Per rendersene conto basta avere il coraggio e la tempra fisica per mettersi in viaggio da Port-au-Prince, la capitale, verso l’entroterra, percorrendo
strade sterrate e, con la pioggia, fangose, attraversando piccoli villaggi nei quali manca tutto, l’elettricità, le fognature, l’acqua corrente, tranne
il sorriso della gente e la loro incredibile voglia di vivere.

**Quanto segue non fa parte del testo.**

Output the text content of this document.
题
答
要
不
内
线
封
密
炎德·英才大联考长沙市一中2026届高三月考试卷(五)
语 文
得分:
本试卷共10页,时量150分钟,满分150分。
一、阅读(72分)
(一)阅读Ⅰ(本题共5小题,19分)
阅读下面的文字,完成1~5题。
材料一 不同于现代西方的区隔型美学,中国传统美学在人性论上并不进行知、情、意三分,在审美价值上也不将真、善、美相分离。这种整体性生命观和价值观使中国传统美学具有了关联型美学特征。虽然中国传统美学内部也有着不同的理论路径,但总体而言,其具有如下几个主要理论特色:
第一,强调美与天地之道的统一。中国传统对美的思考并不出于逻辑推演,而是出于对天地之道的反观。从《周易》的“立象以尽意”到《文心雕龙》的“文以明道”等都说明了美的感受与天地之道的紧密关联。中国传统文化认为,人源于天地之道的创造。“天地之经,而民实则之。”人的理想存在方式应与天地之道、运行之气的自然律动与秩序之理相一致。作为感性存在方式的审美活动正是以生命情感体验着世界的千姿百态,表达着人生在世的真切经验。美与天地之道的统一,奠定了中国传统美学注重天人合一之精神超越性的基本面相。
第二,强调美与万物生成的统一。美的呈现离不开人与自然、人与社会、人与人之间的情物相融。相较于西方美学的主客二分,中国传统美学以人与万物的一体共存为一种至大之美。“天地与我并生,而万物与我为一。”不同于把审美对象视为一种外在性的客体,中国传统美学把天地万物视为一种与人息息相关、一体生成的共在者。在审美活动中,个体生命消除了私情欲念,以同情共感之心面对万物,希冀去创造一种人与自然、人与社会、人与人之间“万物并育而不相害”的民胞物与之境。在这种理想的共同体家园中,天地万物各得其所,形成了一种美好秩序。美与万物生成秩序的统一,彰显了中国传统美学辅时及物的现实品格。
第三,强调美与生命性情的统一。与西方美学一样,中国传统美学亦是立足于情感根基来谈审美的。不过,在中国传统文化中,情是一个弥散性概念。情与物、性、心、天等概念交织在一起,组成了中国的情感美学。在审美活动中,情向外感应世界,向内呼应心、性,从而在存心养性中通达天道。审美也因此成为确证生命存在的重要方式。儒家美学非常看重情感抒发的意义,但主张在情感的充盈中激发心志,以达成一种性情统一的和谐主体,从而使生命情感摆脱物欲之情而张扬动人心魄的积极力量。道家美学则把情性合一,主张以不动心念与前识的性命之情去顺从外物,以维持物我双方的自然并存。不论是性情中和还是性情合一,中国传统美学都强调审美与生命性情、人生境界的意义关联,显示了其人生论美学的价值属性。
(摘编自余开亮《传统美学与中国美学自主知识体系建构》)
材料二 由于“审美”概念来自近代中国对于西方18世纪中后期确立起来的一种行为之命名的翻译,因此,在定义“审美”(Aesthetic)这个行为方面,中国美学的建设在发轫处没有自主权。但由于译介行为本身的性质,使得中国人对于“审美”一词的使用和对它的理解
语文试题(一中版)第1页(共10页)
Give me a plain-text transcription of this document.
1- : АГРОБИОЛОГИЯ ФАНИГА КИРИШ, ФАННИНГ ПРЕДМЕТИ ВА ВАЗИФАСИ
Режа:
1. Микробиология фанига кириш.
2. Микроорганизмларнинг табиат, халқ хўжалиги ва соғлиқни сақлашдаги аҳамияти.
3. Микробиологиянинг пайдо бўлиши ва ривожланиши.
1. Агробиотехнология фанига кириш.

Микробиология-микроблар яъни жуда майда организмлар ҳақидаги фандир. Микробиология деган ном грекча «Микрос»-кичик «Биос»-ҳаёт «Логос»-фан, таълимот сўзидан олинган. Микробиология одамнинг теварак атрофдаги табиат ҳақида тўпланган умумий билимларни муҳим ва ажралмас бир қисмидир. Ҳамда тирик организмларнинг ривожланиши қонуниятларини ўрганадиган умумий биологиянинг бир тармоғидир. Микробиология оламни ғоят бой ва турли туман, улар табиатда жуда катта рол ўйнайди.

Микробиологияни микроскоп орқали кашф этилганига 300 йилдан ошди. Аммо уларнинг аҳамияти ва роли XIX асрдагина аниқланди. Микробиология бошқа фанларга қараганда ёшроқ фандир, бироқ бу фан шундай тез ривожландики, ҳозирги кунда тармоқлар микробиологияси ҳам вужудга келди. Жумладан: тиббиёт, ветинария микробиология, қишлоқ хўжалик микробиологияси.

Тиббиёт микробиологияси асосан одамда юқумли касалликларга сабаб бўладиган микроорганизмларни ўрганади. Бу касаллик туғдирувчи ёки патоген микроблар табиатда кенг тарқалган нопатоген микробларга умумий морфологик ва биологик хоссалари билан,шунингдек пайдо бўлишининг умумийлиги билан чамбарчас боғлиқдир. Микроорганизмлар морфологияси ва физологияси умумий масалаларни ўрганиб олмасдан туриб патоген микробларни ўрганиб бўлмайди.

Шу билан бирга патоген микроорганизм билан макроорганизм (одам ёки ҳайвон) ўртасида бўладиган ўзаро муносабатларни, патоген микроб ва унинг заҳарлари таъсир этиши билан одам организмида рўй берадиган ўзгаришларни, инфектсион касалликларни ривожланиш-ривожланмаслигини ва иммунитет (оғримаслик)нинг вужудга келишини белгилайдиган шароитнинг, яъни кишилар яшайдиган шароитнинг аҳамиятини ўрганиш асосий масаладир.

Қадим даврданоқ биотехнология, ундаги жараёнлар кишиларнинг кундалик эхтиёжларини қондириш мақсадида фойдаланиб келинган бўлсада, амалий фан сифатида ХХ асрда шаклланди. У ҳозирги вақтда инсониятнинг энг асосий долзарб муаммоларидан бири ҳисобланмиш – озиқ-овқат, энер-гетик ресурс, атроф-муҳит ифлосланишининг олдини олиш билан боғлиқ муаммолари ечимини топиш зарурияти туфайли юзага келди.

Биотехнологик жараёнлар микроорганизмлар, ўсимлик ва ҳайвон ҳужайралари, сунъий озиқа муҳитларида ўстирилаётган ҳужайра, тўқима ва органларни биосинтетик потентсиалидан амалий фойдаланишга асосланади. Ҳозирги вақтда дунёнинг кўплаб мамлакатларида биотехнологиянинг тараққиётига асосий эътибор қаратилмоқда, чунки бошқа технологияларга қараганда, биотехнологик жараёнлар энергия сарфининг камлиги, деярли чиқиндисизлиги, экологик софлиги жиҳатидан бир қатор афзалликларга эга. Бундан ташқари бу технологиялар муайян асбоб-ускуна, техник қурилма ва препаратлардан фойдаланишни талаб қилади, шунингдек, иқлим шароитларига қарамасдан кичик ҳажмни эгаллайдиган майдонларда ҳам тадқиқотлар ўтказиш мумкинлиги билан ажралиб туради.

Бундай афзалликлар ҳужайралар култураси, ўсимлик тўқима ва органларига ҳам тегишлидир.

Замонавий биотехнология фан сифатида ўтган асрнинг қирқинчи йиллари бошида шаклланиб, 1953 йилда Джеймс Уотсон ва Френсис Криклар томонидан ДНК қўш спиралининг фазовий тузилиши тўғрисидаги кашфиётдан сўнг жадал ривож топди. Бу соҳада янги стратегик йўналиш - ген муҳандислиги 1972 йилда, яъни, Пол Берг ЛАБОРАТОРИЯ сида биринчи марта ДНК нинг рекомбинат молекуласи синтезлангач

Seminascoste tra la vegetazione, all’ombra di enormi alberi di mango, si possono scoprire
le guildive, le piccole distillerie a conduzione familiare che distillano il succo della canna da zucchero in alambicchi che un tempo appartenevano ai
coloni francesi. È una tradizione che si trasmette di generazione in generazione e praticamente ogni villaggio ha la sua guildive. Per capire la
differenza che passa tra Haiti e il resto dei Caraibi produttori di rum, basta sottolineare il fatto che qui sono in attività più di cinquecento
alambicchi mentre in tutto il resto dei Caraibi le distillerie sono circa una quarantina. E qui il distillato non è chiamato rum ma clairin, termine che
significa “chiaretto” e indica il colore cristallino del distillato.